Mlle  Hélier avait compris le reproche. Elle y fut sensible, et soupira : « Le père, de son vivant, qui connaissait mon dévouement, ne m’eût jamais dit une chose pareille !… » Et elle se traîna derrière Fanny, les jambes brisées.

Pour Mlle  Hélier, le père maintenant était bien mort… Depuis que la table avait parlé, elle n’en doutait plus. Enfermée, le soir dans sa chambre de la Tour Isabelle, les mains sur son guéridon d’acajou, elle passait les nuits à l’appeler, à lui crier : « Esprit, es-tu là ? » et à lui donner tout haut des renseignements circonstanciés sur le degré d’instruction des enfants. Quelquefois elle s’enfermait avec les enfants eux-mêmes et avec l’esprit, et il se passait alors des séances qui intriguaient fort Lydia, la fraülein dont elle se méfiait, du reste, comme du feu. Elle se consolait de ce que l’esprit ne lui répondait pas (car il ne lui répondait pas) en lui parlant jusqu’au petit jour.

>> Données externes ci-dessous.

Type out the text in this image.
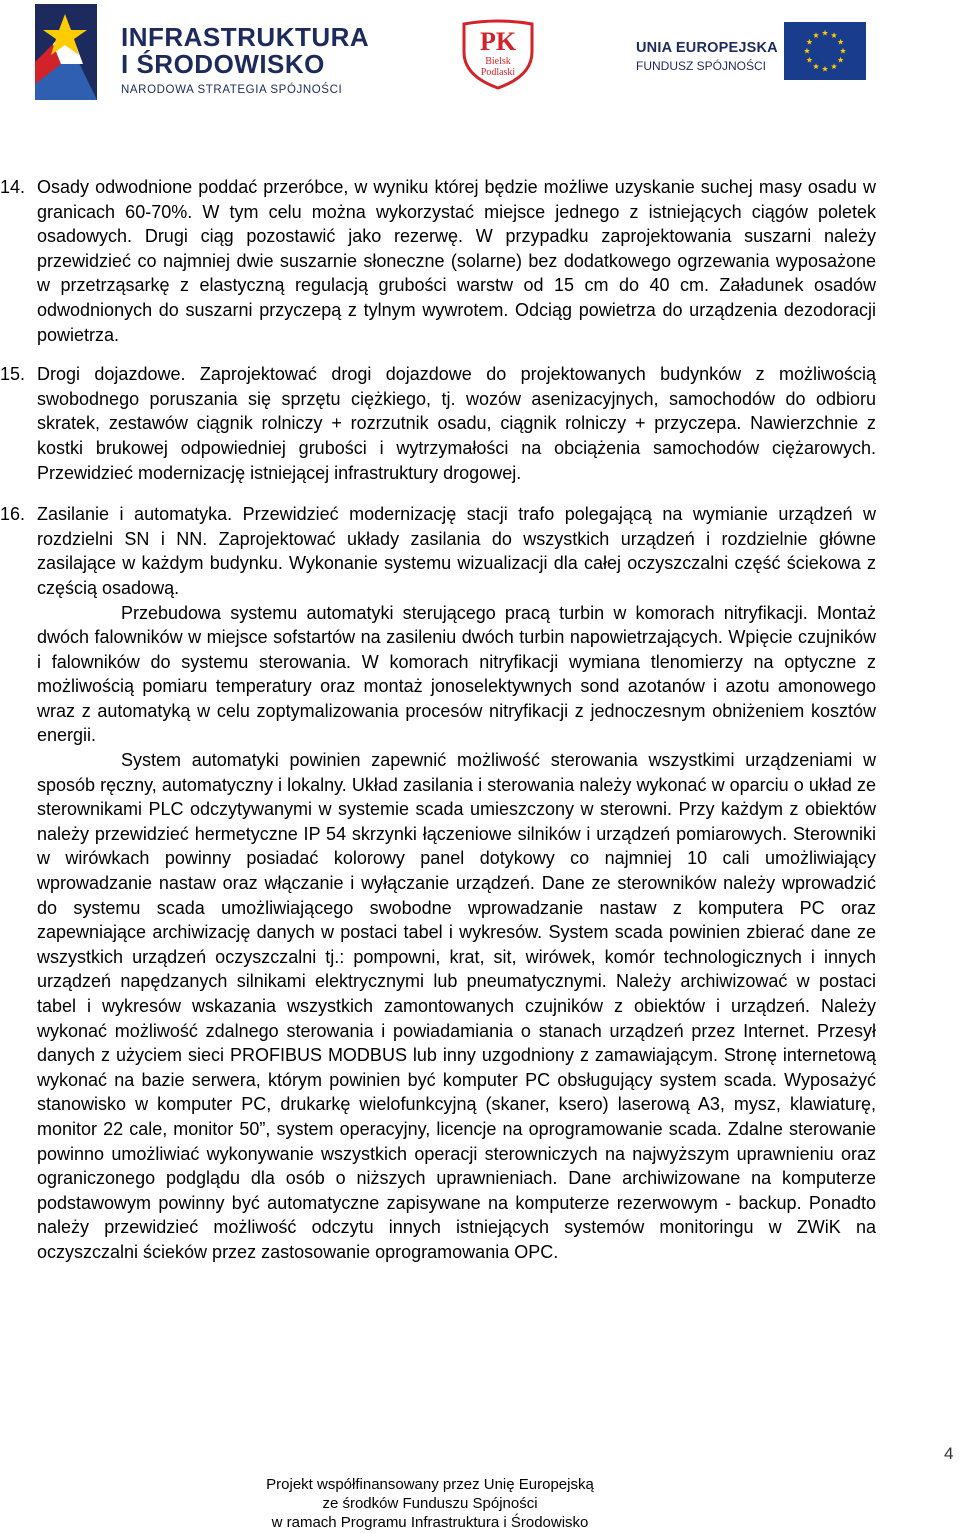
INFRASTRUKTURA
I ŚRODOWISKO
NARODOWA STRATEGIA SPÓJNOŚCI
PK
Bielsk
Podlaski
UNIA EUROPEJSKA
FUNDUSZ SPÓJNOŚCI

14. Osady odwodnione poddać przeróbce, w wyniku której będzie możliwe uzyskanie suchej masy osadu w granicach 60-70%. W tym celu można wykorzystać miejsce jednego z istniejących ciągów poletek osadowych. Drugi ciąg pozostawić jako rezerwę. W przypadku zaprojektowania suszarni należy przewidzieć co najmniej dwie suszarnie słoneczne (solarne) bez dodatkowego ogrzewania wyposażone w przetrząsarkę z elastyczną regulacją grubości warstw od 15 cm do 40 cm. Załadunek osadów odwodnionych do suszarni przyczepą z tylnym wywrotem. Odciąg powietrza do urządzenia dezodoracji powietrza.

15. Drogi dojazdowe. Zaprojektować drogi dojazdowe do projektowanych budynków z możliwością swobodnego poruszania się sprzętu ciężkiego, tj. wozów asenizacyjnych, samochodów do odbioru skratek, zestawów ciągnik rolniczy + rozrzutnik osadu, ciągnik rolniczy + przyczepa. Nawierzchnie z kostki brukowej odpowiedniej grubości i wytrzymałości na obciążenia samochodów ciężarowych. Przewidzieć modernizację istniejącej infrastruktury drogowej.

16. Zasilanie i automatyka. Przewidzieć modernizację stacji trafo polegającą na wymianie urządzeń w rozdzielni SN i NN. Zaprojektować układy zasilania do wszystkich urządzeń i rozdzielnie główne zasilające w każdym budynku. Wykonanie systemu wizualizacji dla całej oczyszczalni część ściekowa z częścią osadową.

Przebudowa systemu automatyki sterującego pracą turbin w komorach nitryfikacji. Montaż dwóch falowników w miejsce sofstartów na zasileniu dwóch turbin napowietrzających. Wpięcie czujników i falowników do systemu sterowania. W komorach nitryfikacji wymiana tlenomierzy na optyczne z możliwością pomiaru temperatury oraz montaż jonoselektywnych sond azotanów i azotu amonowego wraz z automatyką w celu zoptymalizowania procesów nitryfikacji z jednoczesnym obniżeniem kosztów energii.

System automatyki powinien zapewnić możliwość sterowania wszystkimi urządzeniami w sposób ręczny, automatyczny i lokalny. Układ zasilania i sterowania należy wykonać w oparciu o układ ze sterownikami PLC odczytywanymi w systemie scada umieszczony w sterowni. Przy każdym z obiektów należy przewidzieć hermetyczne IP 54 skrzynki łączeniowe silników i urządzeń pomiarowych. Sterowniki w wirówkach powinny posiadać kolorowy panel dotykowy co najmniej 10 cali umożliwiający wprowadzanie nastaw oraz włączanie i wyłączanie urządzeń. Dane ze sterowników należy wprowadzić do systemu scada umożliwiającego swobodne wprowadzanie nastaw z komputera PC oraz zapewniające archiwizację danych w postaci tabel i wykresów. System scada powinien zbierać dane ze wszystkich urządzeń oczyszczalni tj.: pompowni, krat, sit, wirówek, komór technologicznych i innych urządzeń napędzanych silnikami elektrycznymi lub pneumatycznymi. Należy archiwizować w postaci tabel i wykresów wskazania wszystkich zamontowanych czujników z obiektów i urządzeń. Należy wykonać możliwość zdalnego sterowania i powiadamiania o stanach urządzeń przez Internet. Przesył danych z użyciem sieci PROFIBUS MODBUS lub inny uzgodniony z zamawiającym. Stronę internetową wykonać na bazie serwera, którym powinien być komputer PC obsługujący system scada. Wyposażyć stanowisko w komputer PC, drukarkę wielofunkcyjną (skaner, ksero) laserową A3, mysz, klawiaturę, monitor 22 cale, monitor 50”, system operacyjny, licencje na oprogramowanie scada. Zdalne sterowanie powinno umożliwiać wykonywanie wszystkich operacji sterowniczych na najwyższym uprawnieniu oraz ograniczonego podglądu dla osób o niższych uprawnieniach. Dane archiwizowane na komputerze podstawowym powinny być automatyczne zapisywane na komputerze rezerwowym - backup. Ponadto należy przewidzieć możliwość odczytu innych istniejących systemów monitoringu w ZWiK na oczyszczalni ścieków przez zastosowanie oprogramowania OPC.

4
Projekt współfinansowany przez Unię Europejską
ze środków Funduszu Spójności
w ramach Programu Infrastruktura i Środowisko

Elle enviait Mme  Saint-Firmin qui paraissait en communication directe avec l’esprit d’André, et pour Mlle  Hélier, il ne faisait point de doute que ce fût l’âme du défunt elle-même qui avait si miraculeusement conduit les pas de la femme du notaire jusque dans la chambre du petit, envahie par le gaz.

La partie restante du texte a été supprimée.